Adam promete ainda que não acabará por aí. Todos os dias, ele sairá com uma fantasia diferente. “Todas voltadas para super-heróis. Hoje, é porque fizeram uma máquina do tempo e, por isso, estou vindo de gladiador. Nos outros dias, criarei outras fantasias”, afirmou.

 

Mago ou Maomé? Você decide (Foto: Joilson César / Ag. Haack / Bahia Notícias)

 

Já João Salvatori, de 23 anos, se fantasiou de mago, mas cansou de ser confundido por muitos no Furdunço com o último profeta do islã. “Eu vim de mago, de uma tribo mística. Estão me chamando de Maomé, mas não sou não”. Perguntado sobre qual mágica faria no carnaval, ele não hesitou: “Tentar abrir o máximo de cerveja possível e curtir, ser feliz o resto da vida”, contou.

 

FAMÍLIAS

Os pequenos porém tradicionais blocos de rua que desfilaram no Furdunço, na tarde deste domingo (16), atraíram inúmeras famílias para o circuito Orlando Tapajós.
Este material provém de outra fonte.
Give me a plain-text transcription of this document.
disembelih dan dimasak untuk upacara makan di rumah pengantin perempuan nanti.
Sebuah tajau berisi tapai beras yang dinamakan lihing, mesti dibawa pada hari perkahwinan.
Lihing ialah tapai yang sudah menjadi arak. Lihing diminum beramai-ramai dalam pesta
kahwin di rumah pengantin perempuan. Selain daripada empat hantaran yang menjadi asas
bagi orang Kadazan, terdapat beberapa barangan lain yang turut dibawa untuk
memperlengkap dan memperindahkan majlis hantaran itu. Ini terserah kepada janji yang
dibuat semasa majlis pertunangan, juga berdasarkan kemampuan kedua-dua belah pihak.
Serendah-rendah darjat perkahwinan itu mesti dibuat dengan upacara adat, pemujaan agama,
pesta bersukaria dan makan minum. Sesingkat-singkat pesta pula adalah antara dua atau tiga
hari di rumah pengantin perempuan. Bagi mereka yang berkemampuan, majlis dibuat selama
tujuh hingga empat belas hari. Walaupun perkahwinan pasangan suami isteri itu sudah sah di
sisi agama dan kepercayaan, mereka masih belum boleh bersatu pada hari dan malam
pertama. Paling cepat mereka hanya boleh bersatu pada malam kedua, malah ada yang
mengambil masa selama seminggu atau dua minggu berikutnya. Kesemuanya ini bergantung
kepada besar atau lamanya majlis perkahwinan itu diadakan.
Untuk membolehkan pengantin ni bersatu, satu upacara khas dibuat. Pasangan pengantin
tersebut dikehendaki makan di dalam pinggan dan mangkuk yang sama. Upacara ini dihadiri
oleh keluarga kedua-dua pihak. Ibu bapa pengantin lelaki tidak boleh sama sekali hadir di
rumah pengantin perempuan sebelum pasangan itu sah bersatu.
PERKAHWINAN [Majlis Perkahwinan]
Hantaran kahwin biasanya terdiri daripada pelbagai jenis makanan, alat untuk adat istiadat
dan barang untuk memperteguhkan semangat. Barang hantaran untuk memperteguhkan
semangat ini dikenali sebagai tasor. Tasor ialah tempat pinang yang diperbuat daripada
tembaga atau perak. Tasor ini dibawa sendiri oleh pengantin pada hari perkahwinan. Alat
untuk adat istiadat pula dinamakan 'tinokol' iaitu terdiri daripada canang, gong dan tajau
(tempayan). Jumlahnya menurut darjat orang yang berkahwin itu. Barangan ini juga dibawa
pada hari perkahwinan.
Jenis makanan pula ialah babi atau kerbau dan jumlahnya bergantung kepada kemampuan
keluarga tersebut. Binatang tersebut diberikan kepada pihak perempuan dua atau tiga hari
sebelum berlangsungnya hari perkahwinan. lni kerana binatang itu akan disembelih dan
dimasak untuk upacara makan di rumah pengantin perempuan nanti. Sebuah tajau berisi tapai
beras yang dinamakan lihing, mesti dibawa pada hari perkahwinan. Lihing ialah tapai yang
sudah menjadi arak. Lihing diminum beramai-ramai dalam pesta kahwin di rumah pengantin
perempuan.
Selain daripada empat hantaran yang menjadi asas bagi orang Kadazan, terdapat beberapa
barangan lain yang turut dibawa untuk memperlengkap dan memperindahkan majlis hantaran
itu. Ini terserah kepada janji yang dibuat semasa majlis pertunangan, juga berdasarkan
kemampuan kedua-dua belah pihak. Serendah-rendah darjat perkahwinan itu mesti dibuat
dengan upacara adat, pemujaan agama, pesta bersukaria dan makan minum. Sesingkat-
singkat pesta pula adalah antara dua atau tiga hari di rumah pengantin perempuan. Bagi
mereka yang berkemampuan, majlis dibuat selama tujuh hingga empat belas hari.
Com a presença de idosos e crianças nos diversos bloquinhos que participaram do cortejo, a sensação foi de tranquilidade neste pré-carnaval.

 

Atrás do Rixó Elétrico, a foliã Tiana Marina segue uma tradição familiar. “O bloco tem 50 anos, foi criado na Cidade Nova. Vem de meu pai e de minha mãe, de geração para geração, e agora eu vou participar pelo segundo ano”, disse ela, que estava acompanhada da irmã, duas sobrinhas e mais uma amiga.